Una fiesta infantil llenó el Teatro Nacional de la CCE
La pequeña Camila tiene siete años, está cansada y somnolienta, pero ha decidido ir al teatro con sus padres.
Son las 20:20 y el sonido envejecido de las canciones de la compositora cubana Liuba María Hevia llena la sala que ya está abarrotada, mientras sobre el escenario aparecen los primeros tutús, girando alrededor de los cuerpecitos de las bailarinas más pequeñas.
Entre las sombras de los asistentes comienzan a titilar las luces azuladas de los celulares y los flashes de las cámaras que despliegan timoratas siluetas fugaces sobre la pantalla, al fondo del escenario.
Algunas filas detrás de Camila, Marco Antonio Llorente, un hombre alto y de apariencia seria, apoya su rostro sobre la mano derecha, mira fijamente hacia el escenario: los ojos bien abiertos, coronados por la visera de su boina. Al momento, uno de sus pies marca el compás mientras murmura, al oído de su esposa, y señala con sutileza hacia el frente.
La fiesta infantil ha empezado y los invitados se muestran poco a poco sobre las tablas: abejas aleteando, una muñeca de trapo con sus bracitos desarticulados anticipa la llegada de otras cuatro iguales a ella, maquinistas de tren se convierten en los propios vagones, un pato enamoradizo brinca dentro de su traje blanco... El vestuario elegido por el maestro José Rosales empieza a arrebatar comentarios en el auditorio por la justeza de los detalles, por la acertada conjunción entre los cortes y los movimientos de cada artista, por la graciosa ternura que imprime en los personajes.
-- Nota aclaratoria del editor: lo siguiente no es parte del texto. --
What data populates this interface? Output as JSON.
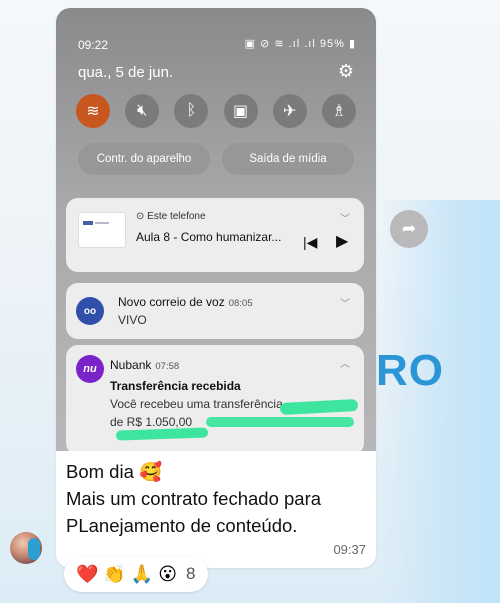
{
  "phone": {
    "time": "09:22",
    "status_icons": "95%",
    "date": "qua., 5 de jun.",
    "quick_settings": [
      "wifi",
      "mute",
      "bluetooth",
      "lock-rotation",
      "airplane",
      "flashlight"
    ],
    "pills": [
      "Contr. do aparelho",
      "Saída de mídia"
    ],
    "media": {
      "source": "Este telefone",
      "title": "Aula 8 - Como humanizar..."
    },
    "voicemail": {
      "title": "Novo correio de voz",
      "time": "08:05",
      "body": "VIVO"
    },
    "nubank": {
      "app_icon_text": "nu",
      "app": "Nubank",
      "time": "07:58",
      "title": "Transferência recebida",
      "line1": "Você recebeu uma transferência",
      "line2": "de R$ 1.050,00"
    }
  },
  "message": {
    "line1": "Bom dia 🥰",
    "line2": "Mais um contrato fechado para",
    "line3": "PLanejamento de conteúdo.",
    "time": "09:37"
  },
  "reactions": {
    "emojis": [
      "❤️",
      "👏",
      "🙏",
      "😮"
    ],
    "count": "8"
  },
  "background_text": "RO",
  "colors": {
    "wifi_active": "#c8561f",
    "nubank_purple": "#7a23c8",
    "redaction": "#3ee59e",
    "brand_blue": "#2b95d6"
  }
}
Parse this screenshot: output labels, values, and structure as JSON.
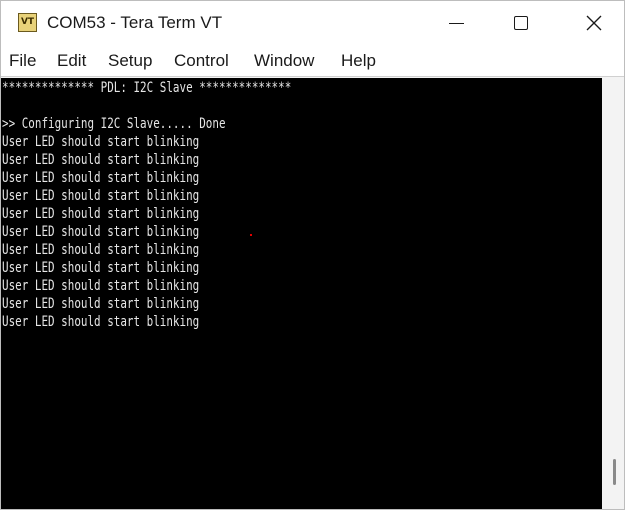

Los colores escogidos y el mínimo trabajo de iluminación dejan claro que no hacía falta abusar de los ornamentos; sin embargo, conforme avanza el espectáculo, también se incrementan el dinamismo de los intérpretes y el colorido en los trajes: el arcoiris ha entrado en escena cuando catorce niñas dibujan la línea sinuosa del prisma de luz.
Camila ahora se ha puesto de pie delante de su madre y mantiene los ojos tan abiertos como aquel hombre de la boina algunas filas atrás.
Cuando aparecen en escena los grillos, dentro de su traje verde, brincando por todo el perímetro de la sala, la pequeña también empieza a saltar cadenciosamente en su propio espacio y estalla en risas, en complicidad con su madre. A nadie le molesta. Todos en el público se han contagiado de las graciosas apariciones que se suceden con mayor sorpresa, acompañadas de la intensidad que adquiere la música.
El público, en este punto de la noche es capaz de comprobar el inmenso talento del coreógrafo cubano Eduardo Blanco, quien trabajó durante un mes con los alumnos del Ballet Nacional del Ecuador para realizar este montaje.
Pero, sobre todo, aclama emotivamente a los 174 bailarines que forman una gran flor en el centro del tablado. El teatro está ahora lleno de niños felices.
Al final, el coreógrafo cubano Marco Antonio Llorente, el hombre de la boina, tararea la última canción: “Dame la mano y danzaremos, dame la mano y me amarás (...) porque seremos en la danza como una flor y nada más”.
Recuerda con nostalgia a Teresa Fernández, la autora. Aplaude sonriente, se levanta, toma la mano de su esposa, evoca su niñez en Cuba y vuelve a su casa con aire de inocencia. Los aplausos no cesan.